The number of young adults (aged 24 to 34) who still live with their parents has risen by 36% in the last decade (according to data from Aviva). This means 1.23 million young adults currently living with their parents, an increase of 331,000 in 10 years! The Office for National Statistics shows that over this decade we have seen a 45% increase in house prices for first time buyers, and house value averages rising from £146,000 to £211,000.
In a survey of 16 to 34-year-olds, Aviva found that one in 12 don’t ever expect to fly the nest; while a third said they don’t ever expect to own their own home; and a fifth said they can only see themselves owning their own home if they inherited it from a family member. The reasons these young adults gave for remaining at their parents’ home are as follow:
- Half admit they are happy with their current living situation, although this was only true for under a third of those in the age bracket 30-34.
- Two thirds stated that the only reason they still live at home is because they cannot afford to move out, and are doing it to save money.

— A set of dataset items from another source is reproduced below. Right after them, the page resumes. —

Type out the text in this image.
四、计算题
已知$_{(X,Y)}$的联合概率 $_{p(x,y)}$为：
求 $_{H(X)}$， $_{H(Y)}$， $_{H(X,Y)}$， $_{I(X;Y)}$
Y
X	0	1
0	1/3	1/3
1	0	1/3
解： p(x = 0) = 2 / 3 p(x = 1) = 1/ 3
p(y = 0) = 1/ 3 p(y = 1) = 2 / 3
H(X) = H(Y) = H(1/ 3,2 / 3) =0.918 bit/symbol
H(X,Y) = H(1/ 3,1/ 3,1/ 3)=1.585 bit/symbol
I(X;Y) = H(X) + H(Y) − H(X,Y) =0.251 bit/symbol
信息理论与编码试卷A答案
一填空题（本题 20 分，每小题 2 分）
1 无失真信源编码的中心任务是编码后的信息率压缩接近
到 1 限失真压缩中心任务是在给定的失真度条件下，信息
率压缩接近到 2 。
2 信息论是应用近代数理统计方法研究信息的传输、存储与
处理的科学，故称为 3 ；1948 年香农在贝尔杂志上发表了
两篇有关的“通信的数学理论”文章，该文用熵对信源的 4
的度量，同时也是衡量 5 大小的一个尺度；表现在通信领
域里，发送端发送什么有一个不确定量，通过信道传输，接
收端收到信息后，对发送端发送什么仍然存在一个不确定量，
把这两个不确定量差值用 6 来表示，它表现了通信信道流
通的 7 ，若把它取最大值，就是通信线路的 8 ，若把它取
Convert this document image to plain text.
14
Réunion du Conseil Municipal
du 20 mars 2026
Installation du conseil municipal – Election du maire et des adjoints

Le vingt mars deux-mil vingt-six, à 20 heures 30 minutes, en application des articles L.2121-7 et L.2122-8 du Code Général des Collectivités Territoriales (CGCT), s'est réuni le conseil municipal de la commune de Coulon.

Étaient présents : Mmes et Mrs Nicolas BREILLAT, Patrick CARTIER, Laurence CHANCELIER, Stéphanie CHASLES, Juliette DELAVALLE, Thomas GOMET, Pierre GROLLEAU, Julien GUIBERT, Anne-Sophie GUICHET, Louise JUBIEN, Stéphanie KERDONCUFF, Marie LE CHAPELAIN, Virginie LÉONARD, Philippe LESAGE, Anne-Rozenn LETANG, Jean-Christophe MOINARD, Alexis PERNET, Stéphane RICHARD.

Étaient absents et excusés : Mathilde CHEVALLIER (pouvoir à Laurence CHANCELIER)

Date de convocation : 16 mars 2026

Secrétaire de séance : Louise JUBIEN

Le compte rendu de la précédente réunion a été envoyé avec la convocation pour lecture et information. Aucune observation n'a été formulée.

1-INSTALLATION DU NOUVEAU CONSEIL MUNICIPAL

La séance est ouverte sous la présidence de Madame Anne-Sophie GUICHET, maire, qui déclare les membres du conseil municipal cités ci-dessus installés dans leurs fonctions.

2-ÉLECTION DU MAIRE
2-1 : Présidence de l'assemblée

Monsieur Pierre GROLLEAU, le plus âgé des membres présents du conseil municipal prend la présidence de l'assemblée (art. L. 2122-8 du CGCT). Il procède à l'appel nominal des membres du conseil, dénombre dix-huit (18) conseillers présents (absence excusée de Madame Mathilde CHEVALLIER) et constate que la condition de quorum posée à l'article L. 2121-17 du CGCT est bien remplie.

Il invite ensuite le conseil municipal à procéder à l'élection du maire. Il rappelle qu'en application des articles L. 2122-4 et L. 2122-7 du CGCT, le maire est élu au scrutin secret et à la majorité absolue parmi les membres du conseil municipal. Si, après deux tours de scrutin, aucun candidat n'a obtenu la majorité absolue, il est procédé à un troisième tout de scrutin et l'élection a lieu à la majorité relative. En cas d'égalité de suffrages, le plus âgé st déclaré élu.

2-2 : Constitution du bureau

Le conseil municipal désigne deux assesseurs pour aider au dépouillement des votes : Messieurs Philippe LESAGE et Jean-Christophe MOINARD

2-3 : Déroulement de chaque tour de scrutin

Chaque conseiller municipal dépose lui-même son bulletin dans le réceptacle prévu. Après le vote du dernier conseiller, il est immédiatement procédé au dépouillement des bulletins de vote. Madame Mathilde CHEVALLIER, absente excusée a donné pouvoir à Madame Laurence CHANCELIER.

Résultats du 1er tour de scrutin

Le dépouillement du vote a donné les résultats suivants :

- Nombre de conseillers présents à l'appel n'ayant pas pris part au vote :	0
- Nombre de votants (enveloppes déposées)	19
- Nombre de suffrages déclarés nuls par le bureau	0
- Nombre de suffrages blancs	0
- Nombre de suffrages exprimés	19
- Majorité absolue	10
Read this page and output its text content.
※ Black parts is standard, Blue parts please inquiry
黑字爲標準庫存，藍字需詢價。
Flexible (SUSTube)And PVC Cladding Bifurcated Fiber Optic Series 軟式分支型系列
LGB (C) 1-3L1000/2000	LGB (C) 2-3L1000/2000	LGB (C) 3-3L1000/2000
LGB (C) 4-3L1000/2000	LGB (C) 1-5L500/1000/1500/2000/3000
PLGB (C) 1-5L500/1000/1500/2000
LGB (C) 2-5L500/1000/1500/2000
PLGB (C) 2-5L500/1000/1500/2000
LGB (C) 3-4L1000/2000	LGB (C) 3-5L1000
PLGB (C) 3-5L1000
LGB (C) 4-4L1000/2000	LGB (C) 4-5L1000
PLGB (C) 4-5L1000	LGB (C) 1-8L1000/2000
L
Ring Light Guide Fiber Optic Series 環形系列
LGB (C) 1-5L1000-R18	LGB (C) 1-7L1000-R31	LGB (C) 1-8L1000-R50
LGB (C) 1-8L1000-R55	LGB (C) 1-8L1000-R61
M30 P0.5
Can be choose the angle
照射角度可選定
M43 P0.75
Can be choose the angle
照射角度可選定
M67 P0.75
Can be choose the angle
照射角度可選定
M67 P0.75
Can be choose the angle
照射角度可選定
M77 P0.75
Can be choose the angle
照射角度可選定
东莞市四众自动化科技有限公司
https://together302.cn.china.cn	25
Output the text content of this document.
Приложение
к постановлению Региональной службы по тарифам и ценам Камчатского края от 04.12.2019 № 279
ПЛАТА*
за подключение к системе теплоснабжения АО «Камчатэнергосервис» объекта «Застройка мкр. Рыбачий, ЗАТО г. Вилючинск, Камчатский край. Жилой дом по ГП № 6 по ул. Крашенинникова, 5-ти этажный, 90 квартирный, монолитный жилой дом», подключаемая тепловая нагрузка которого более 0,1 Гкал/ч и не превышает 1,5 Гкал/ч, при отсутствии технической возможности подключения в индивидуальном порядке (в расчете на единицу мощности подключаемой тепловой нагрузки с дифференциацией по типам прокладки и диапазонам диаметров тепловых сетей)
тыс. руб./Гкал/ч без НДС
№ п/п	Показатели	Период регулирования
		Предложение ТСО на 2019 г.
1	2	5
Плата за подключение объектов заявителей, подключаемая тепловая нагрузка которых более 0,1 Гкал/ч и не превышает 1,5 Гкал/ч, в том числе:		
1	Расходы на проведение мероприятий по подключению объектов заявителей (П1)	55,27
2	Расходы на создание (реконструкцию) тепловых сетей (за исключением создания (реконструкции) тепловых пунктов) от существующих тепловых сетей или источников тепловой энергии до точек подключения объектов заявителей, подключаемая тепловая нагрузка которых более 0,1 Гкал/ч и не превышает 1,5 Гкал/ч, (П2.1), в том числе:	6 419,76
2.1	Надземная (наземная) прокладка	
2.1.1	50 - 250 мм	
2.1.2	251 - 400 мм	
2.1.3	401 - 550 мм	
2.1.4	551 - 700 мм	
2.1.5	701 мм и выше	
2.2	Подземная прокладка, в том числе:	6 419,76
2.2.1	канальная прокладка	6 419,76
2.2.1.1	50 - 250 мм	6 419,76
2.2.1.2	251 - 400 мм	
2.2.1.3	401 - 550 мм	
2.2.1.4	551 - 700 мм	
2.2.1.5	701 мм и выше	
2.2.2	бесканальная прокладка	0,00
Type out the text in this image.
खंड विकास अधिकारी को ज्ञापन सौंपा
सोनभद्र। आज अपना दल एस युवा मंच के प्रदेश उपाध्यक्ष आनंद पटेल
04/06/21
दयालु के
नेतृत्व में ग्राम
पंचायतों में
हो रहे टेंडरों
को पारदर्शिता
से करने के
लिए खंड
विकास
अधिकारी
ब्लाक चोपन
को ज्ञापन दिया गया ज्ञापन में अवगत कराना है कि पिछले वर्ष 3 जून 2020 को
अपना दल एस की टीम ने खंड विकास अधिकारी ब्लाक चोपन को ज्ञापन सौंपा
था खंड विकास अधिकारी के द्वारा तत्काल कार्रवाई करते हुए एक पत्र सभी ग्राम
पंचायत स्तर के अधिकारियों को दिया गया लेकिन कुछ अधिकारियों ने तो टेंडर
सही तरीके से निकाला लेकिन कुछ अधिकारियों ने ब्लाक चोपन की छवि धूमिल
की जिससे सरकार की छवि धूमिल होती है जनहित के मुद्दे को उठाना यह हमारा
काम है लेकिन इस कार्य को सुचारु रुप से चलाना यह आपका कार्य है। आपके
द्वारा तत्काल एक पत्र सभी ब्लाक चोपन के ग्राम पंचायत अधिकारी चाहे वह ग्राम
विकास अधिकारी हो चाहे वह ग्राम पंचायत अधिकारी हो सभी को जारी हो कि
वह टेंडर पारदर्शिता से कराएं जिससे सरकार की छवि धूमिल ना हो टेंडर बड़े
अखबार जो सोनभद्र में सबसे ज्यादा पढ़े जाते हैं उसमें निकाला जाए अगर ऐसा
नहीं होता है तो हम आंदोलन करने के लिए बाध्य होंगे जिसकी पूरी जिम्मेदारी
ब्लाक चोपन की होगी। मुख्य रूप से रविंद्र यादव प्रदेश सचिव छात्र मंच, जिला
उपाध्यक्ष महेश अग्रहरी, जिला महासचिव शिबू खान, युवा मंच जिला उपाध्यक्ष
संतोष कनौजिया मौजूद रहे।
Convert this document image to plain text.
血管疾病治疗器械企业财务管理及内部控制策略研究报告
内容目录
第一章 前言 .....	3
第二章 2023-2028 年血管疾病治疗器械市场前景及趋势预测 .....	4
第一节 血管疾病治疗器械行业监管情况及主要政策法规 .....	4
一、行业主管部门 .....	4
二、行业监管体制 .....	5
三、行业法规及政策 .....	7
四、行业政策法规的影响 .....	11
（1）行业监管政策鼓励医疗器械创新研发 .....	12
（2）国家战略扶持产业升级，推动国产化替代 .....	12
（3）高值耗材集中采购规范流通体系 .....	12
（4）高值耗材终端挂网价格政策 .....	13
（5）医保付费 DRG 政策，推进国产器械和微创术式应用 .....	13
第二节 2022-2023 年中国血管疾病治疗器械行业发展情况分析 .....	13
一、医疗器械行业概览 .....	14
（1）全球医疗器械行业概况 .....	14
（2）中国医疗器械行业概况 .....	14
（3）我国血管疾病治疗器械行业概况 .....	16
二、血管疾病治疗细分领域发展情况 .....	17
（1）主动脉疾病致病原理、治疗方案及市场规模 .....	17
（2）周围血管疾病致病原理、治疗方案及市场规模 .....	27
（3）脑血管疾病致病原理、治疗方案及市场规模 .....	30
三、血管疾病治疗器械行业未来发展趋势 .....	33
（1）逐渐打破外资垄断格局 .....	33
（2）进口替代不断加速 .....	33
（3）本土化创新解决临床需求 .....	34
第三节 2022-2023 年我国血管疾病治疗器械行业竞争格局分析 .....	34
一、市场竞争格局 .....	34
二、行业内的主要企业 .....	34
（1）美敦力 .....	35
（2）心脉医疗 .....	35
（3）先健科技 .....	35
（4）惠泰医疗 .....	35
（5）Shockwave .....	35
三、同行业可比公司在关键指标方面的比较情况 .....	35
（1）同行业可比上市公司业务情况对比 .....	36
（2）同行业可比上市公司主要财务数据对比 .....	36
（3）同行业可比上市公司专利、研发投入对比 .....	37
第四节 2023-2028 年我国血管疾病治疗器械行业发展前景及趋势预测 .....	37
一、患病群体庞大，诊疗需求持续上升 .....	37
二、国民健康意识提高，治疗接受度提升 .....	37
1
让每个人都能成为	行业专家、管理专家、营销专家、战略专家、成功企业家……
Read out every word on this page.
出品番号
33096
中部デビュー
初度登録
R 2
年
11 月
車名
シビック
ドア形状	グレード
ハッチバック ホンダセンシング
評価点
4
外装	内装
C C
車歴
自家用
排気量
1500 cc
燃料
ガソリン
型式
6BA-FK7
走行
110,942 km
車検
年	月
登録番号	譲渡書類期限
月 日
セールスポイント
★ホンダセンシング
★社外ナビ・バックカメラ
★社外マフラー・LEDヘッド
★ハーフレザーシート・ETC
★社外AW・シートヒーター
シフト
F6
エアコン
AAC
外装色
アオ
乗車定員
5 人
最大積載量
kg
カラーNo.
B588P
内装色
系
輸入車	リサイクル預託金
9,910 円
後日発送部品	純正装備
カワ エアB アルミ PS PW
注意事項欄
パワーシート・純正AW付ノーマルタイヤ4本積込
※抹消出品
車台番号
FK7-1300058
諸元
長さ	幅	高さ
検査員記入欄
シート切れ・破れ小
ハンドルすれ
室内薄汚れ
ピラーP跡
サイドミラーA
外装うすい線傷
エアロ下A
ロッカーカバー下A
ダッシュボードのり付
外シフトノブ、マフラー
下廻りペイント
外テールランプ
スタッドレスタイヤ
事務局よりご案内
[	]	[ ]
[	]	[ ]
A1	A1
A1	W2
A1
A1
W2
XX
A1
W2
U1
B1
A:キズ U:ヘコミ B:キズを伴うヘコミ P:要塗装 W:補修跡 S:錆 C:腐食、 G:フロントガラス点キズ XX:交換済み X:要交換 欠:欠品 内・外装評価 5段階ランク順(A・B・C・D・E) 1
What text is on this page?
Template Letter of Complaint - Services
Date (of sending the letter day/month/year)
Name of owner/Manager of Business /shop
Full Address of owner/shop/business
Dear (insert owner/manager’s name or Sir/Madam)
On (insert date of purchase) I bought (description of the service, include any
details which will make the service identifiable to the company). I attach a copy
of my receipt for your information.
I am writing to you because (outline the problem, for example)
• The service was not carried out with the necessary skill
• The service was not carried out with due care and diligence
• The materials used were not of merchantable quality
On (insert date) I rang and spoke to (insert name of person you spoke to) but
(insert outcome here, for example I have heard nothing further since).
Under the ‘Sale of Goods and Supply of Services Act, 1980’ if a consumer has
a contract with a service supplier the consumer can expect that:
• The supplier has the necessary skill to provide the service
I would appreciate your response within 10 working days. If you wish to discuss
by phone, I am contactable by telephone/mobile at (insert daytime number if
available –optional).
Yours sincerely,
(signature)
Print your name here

- A quarter said they are comfortable being looked after by their parents
- Around a sixth say they are living at home to care for their parents
If you are struggling to get onto the property ladder but are desperate to leave the family home, you may have to make some sacrifices. Here are a few suggestions:
- You may have to move further from your family than you wish. Remember this is just your 1st home and more options might be open to you when you make your next move.
- Like many others you may be struggling to save for a deposit, consider using the Governments Help to Buy scheme. This helps buyers with a 5% deposit, and provides a 20% interest free loan for 5 years.
- For some, house prices are rising so fast that they consider building their own home. This idea seems overwhelming, but if you can afford to buy a plot of land to build on, you can build a prefabricated home, there are some nice designs available for as little as £50,000.
- If your finding it difficult to be eligible for a mortgage, try sharing the financial responsibility with a friend, family member or your partner, some mortgage products accommodate partnerships. Buying with a partner is becoming more and more common. According to Mark Harris, chief executive of mortgage broker SPF Private Clients: ‘This can work out well – two lots of money towards the deposit and two incomes toward the mortgage makes it more affordable. However, you should take care to ensure you get a legal document drawn up detailing who contributed what and how to proceed if circumstances change, for example if one party wants to sell and move.’